Discussing The Facebook Whistleblower With Our Kids

Dr. Delaney Ruston – So much is going on with Facebook RIGHT NOW. The Facebook/Instagram whistleblower is testifying at this moment before the Senate. Yesterday Facebook, Instagram, Oculus, and WhatsApp all went down for hours for the first time ever.  

On Sunday night, 60 Minutes revealed the identity of the  Facebook whistleblower. Her name is Frances Haugen. Haugen copied thousands of pages of internal documents and shared them with the Wall Street Journal. In the 60 Minutes interview, Haugen talks about why she decided to go public with internal company documents.

Consider watching these clips from the 60 Minutes interview with your kids. The discussion questions at the end of this blog are great for sparking a conversation about the clips.  

I have immense respect for whistleblowers. The work, risks, and costs to a whistleblower are huge. Haugen secretly copied thousands of research files which clearly had lots of risks involved. Also, some of her colleagues will be angry with her — after all, her actions can lead to a decline in the company’s stock prices, and part of employee compensation might be in the form of stock prices. Another big issue is that Haugen will face legal backlash from Facebook and most likely contend with significant lawyer fees.

Other colleagues will be grateful for Haugen’s actions because many have also been frustrated and voiced concerns with the leadership about similar problems they see at Facebook and Instagram.

Why did Haugen decide to take on the heavy job of a whistleblower? Her answer resonated with me.  She talked about a good friend who turned into a conspiracist and how she feels Facebook was partly to blame. Sadly this has happened in my own family. It has happened to many, many families in our country. 

One of the key points from Haugen’s 60 Minutes interview to discuss with your kids is how Facebook and Instagram are working to keep all eyes glued to their platforms. Their internal research shows that more hateful and divisive content gets more eyeballs. To make this point, Haugen discussed some of the research Facebook did but never publicly shared. 

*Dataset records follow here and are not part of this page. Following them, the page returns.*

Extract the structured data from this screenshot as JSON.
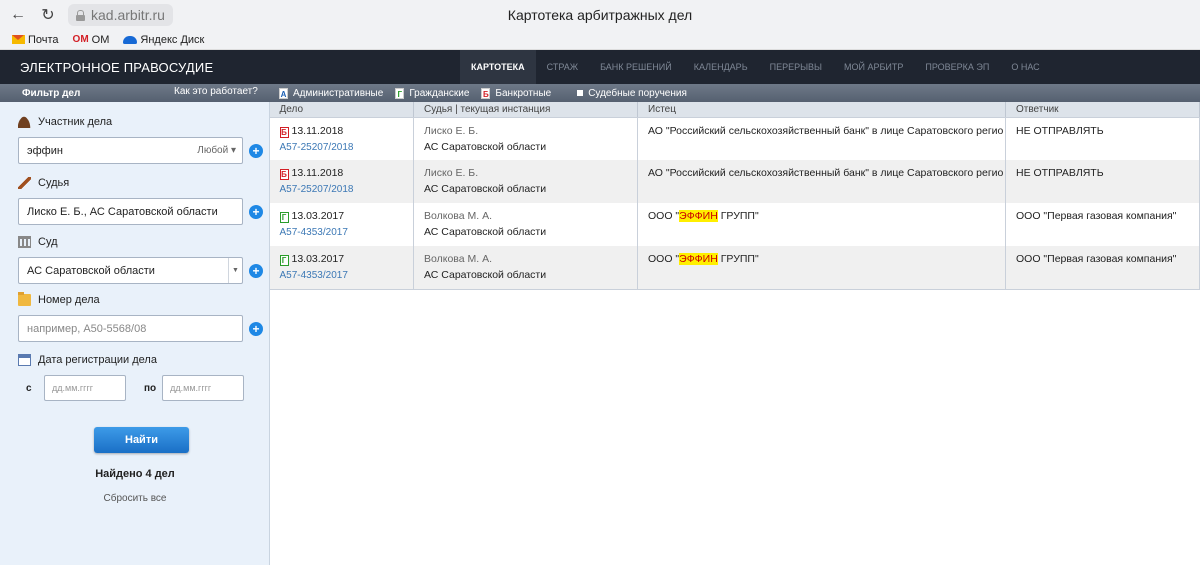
{
  "browser": {
    "url": "kad.arbitr.ru",
    "page_title": "Картотека арбитражных дел",
    "bookmarks": [
      "Почта",
      "ОМ",
      "Яндекс Диск"
    ]
  },
  "site": {
    "logo": "ЭЛЕКТРОННОЕ ПРАВОСУДИЕ",
    "nav": [
      "КАРТОТЕКА",
      "СТРАЖ",
      "БАНК РЕШЕНИЙ",
      "КАЛЕНДАРЬ",
      "ПЕРЕРЫВЫ",
      "МОЙ АРБИТР",
      "ПРОВЕРКА ЭП",
      "О НАС"
    ],
    "active_nav": "КАРТОТЕКА"
  },
  "filter_bar": {
    "title": "Фильтр дел",
    "how": "Как это работает?",
    "case_types": [
      {
        "icon": "А",
        "label": "Административные"
      },
      {
        "icon": "Г",
        "label": "Гражданские"
      },
      {
        "icon": "Б",
        "label": "Банкротные"
      },
      {
        "label": "Судебные поручения"
      }
    ]
  },
  "sidebar": {
    "participant": {
      "label": "Участник дела",
      "value": "эффин",
      "role": "Любой"
    },
    "judge": {
      "label": "Судья",
      "value": "Лиско Е. Б., АС Саратовской области"
    },
    "court": {
      "label": "Суд",
      "value": "АС Саратовской области"
    },
    "case_number": {
      "label": "Номер дела",
      "placeholder": "например, А50-5568/08"
    },
    "reg_date": {
      "label": "Дата регистрации дела",
      "from_label": "с",
      "to_label": "по",
      "from_placeholder": "дд.мм.гггг",
      "to_placeholder": "дд.мм.гггг"
    },
    "find_button": "Найти",
    "found": "Найдено 4 дел",
    "reset": "Сбросить все"
  },
  "table": {
    "headers": [
      "Дело",
      "Судья | текущая инстанция",
      "Истец",
      "Ответчик"
    ],
    "rows": [
      {
        "type": "Б",
        "date": "13.11.2018",
        "number": "А57-25207/2018",
        "judge": "Лиско Е. Б.",
        "court": "АС Саратовской области",
        "plaintiff_pre": "АО \"Российский сельскохозяйственный банк\" в лице Саратовского регио",
        "plaintiff_hl": "",
        "plaintiff_post": "",
        "defendant": "НЕ ОТПРАВЛЯТЬ"
      },
      {
        "type": "Б",
        "date": "13.11.2018",
        "number": "А57-25207/2018",
        "judge": "Лиско Е. Б.",
        "court": "АС Саратовской области",
        "plaintiff_pre": "АО \"Российский сельскохозяйственный банк\" в лице Саратовского регио",
        "plaintiff_hl": "",
        "plaintiff_post": "",
        "defendant": "НЕ ОТПРАВЛЯТЬ"
      },
      {
        "type": "Г",
        "date": "13.03.2017",
        "number": "А57-4353/2017",
        "judge": "Волкова М. А.",
        "court": "АС Саратовской области",
        "plaintiff_pre": "ООО \"",
        "plaintiff_hl": "ЭФФИН",
        "plaintiff_post": " ГРУПП\"",
        "defendant": "ООО \"Первая газовая компания\""
      },
      {
        "type": "Г",
        "date": "13.03.2017",
        "number": "А57-4353/2017",
        "judge": "Волкова М. А.",
        "court": "АС Саратовской области",
        "plaintiff_pre": "ООО \"",
        "plaintiff_hl": "ЭФФИН",
        "plaintiff_post": " ГРУПП\"",
        "defendant": "ООО \"Первая газовая компания\""
      }
    ]
  }
}
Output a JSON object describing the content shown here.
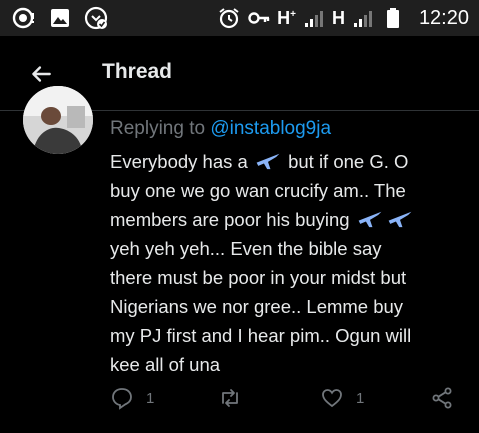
{
  "status_bar": {
    "icons_left": [
      "record-icon",
      "image-icon",
      "download-icon"
    ],
    "network_1": "H",
    "network_1_sup": "+",
    "network_2": "H",
    "time": "12:20"
  },
  "header": {
    "title": "Thread",
    "back_icon": "arrow-left-icon"
  },
  "tweet": {
    "replying_prefix": "Replying to",
    "replying_handle": "@instablog9ja",
    "lines": {
      "l1a": "Everybody has a",
      "l1b": "but if one G. O",
      "l2": "buy one we go wan crucify am.. The",
      "l3": "members are poor his buying",
      "l4": "yeh yeh yeh... Even the bible say",
      "l5": "there must be poor in your midst but",
      "l6": "Nigerians we nor gree.. Lemme buy",
      "l7": "my PJ first and I hear pim.. Ogun will",
      "l8": "kee all of una"
    },
    "emoji": "airplane"
  },
  "actions": {
    "reply_count": "1",
    "retweet_count": "",
    "like_count": "1"
  },
  "colors": {
    "background": "#000000",
    "text": "#e7e9ea",
    "muted": "#71767b",
    "accent": "#1d9bf0",
    "plane": "#8ab4f8"
  }
}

They did experiments in which they created a new user profile —  I’ll call the user “George” — and they had George “like” four accounts: Donald Trump, Melania, Fox News, and a local news provider. Then, they had George engage with the first ten things offered to him via Facebook by “liking” a post or joining a group. The research team found that in just one week, the platform was offering up QAnon posts, and then in another two weeks, George was served up posts about “white genocide.” This happened because Facebook uses algorithms that calculate that the more controversial posts get higher engagement.

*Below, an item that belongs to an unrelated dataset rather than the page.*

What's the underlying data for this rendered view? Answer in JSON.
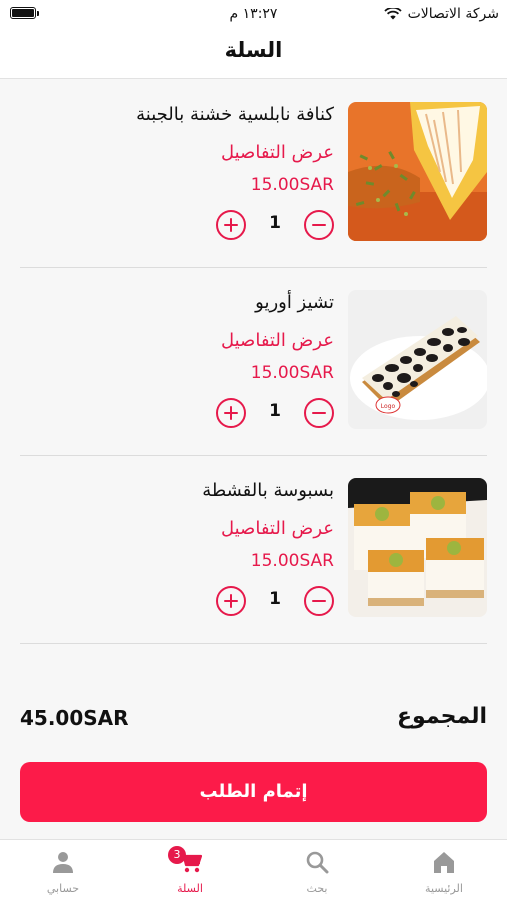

One of the most disturbing issues from Haugen’s shared documents is evidence showing Facebook knew that Instagram could cause negative body issues for girls using their profit-centered algorithms. This is a whole topic unto itself that I will devote to an upcoming TTT.

Facebook says that they are overly blamed for polarization in the world. I agree they are not fully to blame. There are many factors at play, and no one social media giant is causing all the woes in our world. Multiple circumstances are influencing extreme divisions, such as economic inequalities and much more. Yet that said, the reach of this mammoth company is beyond comprehension, and many extremely negative things are happening with it. 

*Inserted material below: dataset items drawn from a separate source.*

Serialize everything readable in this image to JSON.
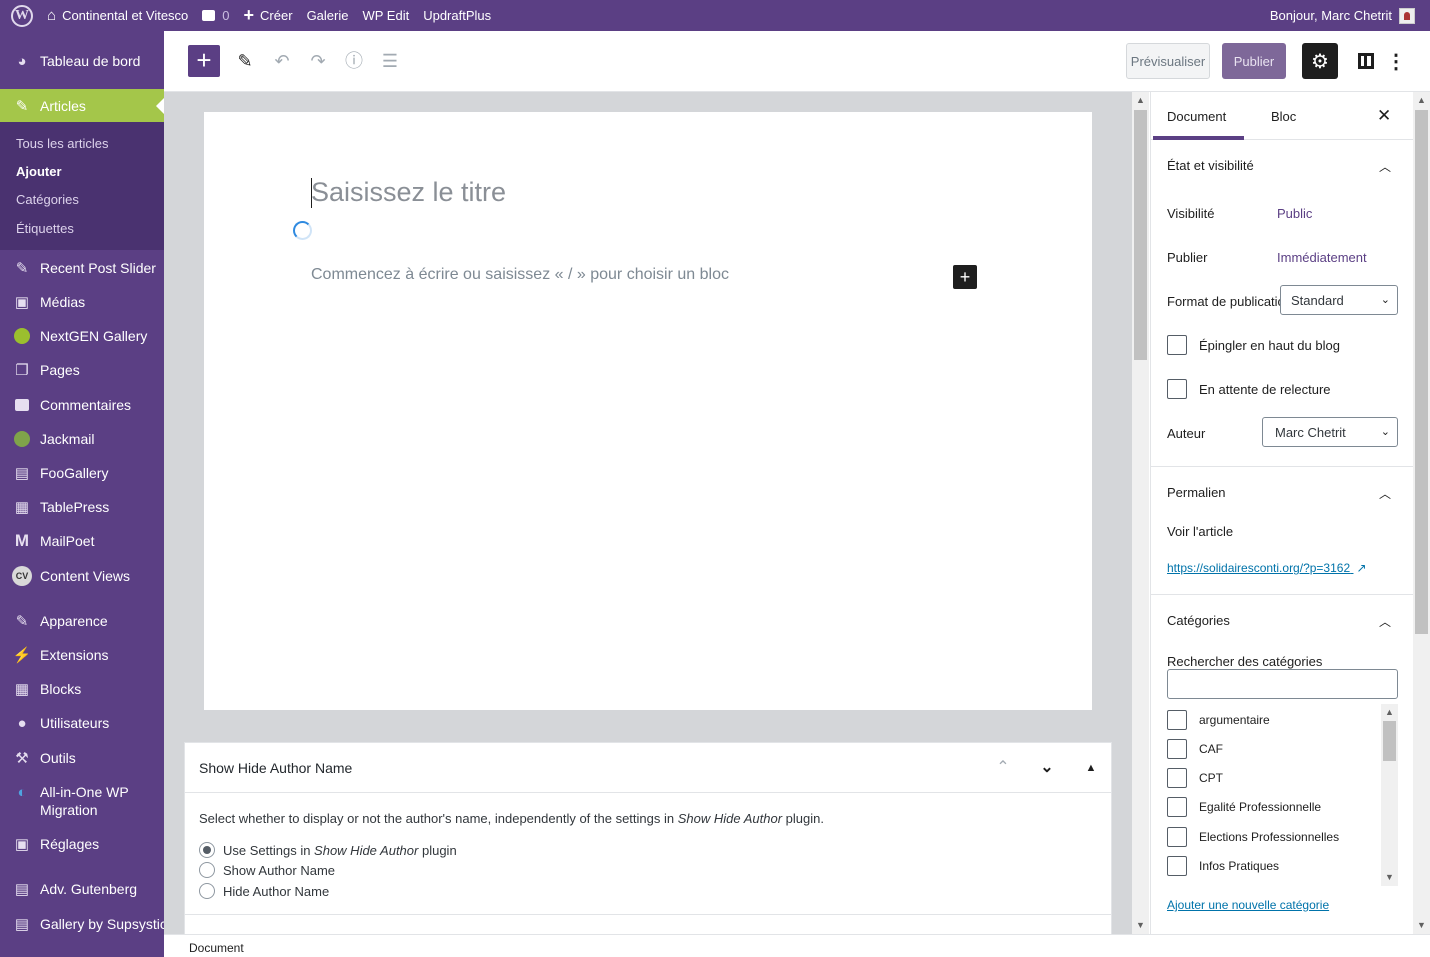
{
  "admin_bar": {
    "site_name": "Continental et Vitesco",
    "comments_count": "0",
    "new_label": "Créer",
    "items": [
      "Galerie",
      "WP Edit",
      "UpdraftPlus"
    ],
    "greeting": "Bonjour, Marc Chetrit"
  },
  "sidebar": {
    "dashboard": "Tableau de bord",
    "articles": "Articles",
    "submenu": [
      "Tous les articles",
      "Ajouter",
      "Catégories",
      "Étiquettes"
    ],
    "items": [
      "Recent Post Slider",
      "Médias",
      "NextGEN Gallery",
      "Pages",
      "Commentaires",
      "Jackmail",
      "FooGallery",
      "TablePress",
      "MailPoet",
      "Content Views"
    ],
    "items2": [
      "Apparence",
      "Extensions",
      "Blocks",
      "Utilisateurs",
      "Outils",
      "All-in-One WP Migration",
      "Réglages"
    ],
    "items3": [
      "Adv. Gutenberg",
      "Gallery by Supsystic"
    ],
    "all_in_one_line1": "All-in-One WP",
    "all_in_one_line2": "Migration",
    "cv_icon": "CV",
    "mailpoet_icon": "M"
  },
  "toolbar": {
    "preview_label": "Prévisualiser",
    "publish_label": "Publier"
  },
  "editor": {
    "title_placeholder": "Saisissez le titre",
    "block_placeholder": "Commencez à écrire ou saisissez « / » pour choisir un bloc"
  },
  "metabox": {
    "title": "Show Hide Author Name",
    "desc_before": "Select whether to display or not the author's name, independently of the settings in ",
    "desc_em": "Show Hide Author",
    "desc_after": " plugin.",
    "opt1_before": "Use Settings in ",
    "opt1_em": "Show Hide Author",
    "opt1_after": " plugin",
    "opt2": "Show Author Name",
    "opt3": "Hide Author Name"
  },
  "settings": {
    "tab_document": "Document",
    "tab_block": "Bloc",
    "status_title": "État et visibilité",
    "visibility_label": "Visibilité",
    "visibility_value": "Public",
    "publish_label": "Publier",
    "publish_value": "Immédiatement",
    "format_label": "Format de publication",
    "format_value": "Standard",
    "sticky_label": "Épingler en haut du blog",
    "pending_label": "En attente de relecture",
    "author_label": "Auteur",
    "author_value": "Marc Chetrit",
    "permalink_title": "Permalien",
    "view_article": "Voir l'article",
    "permalink_url": "https://solidairesconti.org/?p=3162",
    "categories_title": "Catégories",
    "search_categories": "Rechercher des catégories",
    "categories": [
      "argumentaire",
      "CAF",
      "CPT",
      "Egalité Professionnelle",
      "Elections Professionnelles",
      "Infos Pratiques"
    ],
    "add_category": "Ajouter une nouvelle catégorie"
  },
  "footer": {
    "breadcrumb": "Document"
  },
  "colors": {
    "admin_purple": "#5b3f84",
    "active_green": "#a4c64a",
    "link_blue": "#0073aa"
  }
}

Facebook also defends itself by saying they work hard to prevent problems like disinformation on their platforms. But, Haugen, like others I have spoken with, says that Facebook is not doing enough. For example, she was on a counter-espionage team with less than ten people, and she said they needed more than ten times that to do a decent job.

I want our kids to know that Facebook often points out that people are free not to use their products, i.e.,  Facebook and Instagram. But what do we think of the fact that it also owns Facetime, Messenger, and WhatsApp, along with other ones? It is massive. 

Our kids might think that whistleblowers are only people far along their careers, but anyone can be a whistleblower.  Just two weeks ago, I watched George Shultz’s grandson, Tyler Shultz, talk about why he decided to become a whistleblower and he was in his early 20s. His decision had to do with working at Theranos when he was 23. While there, he realized the leaders were publicly lying about their product, which was incredibly upsetting to him because it was a medical device that reported lab results, and doctors and patients relied on those results, but some of the results were wrong! 

Tyler was worried about coming forward for all sorts of reasons, including his fear he might not ever get a job in a biotech company again. Fortunately, quite the opposite happened to him. He said he received multiple job offers, and I am sure it was partially because people valued his integrity.  

 Ideas to get the discussion started: 

  1. What are some whistleblowers you’ve heard about?
  2. What do you think about the reason that Frances Haugen gave about her concerns that more people are becoming conspiracy theorists in direct relation to their time spent on Facebook?
  3. Could you ever see yourself whistleblowing for something you saw at work?
  4. What do you think of the 60 Minute clips?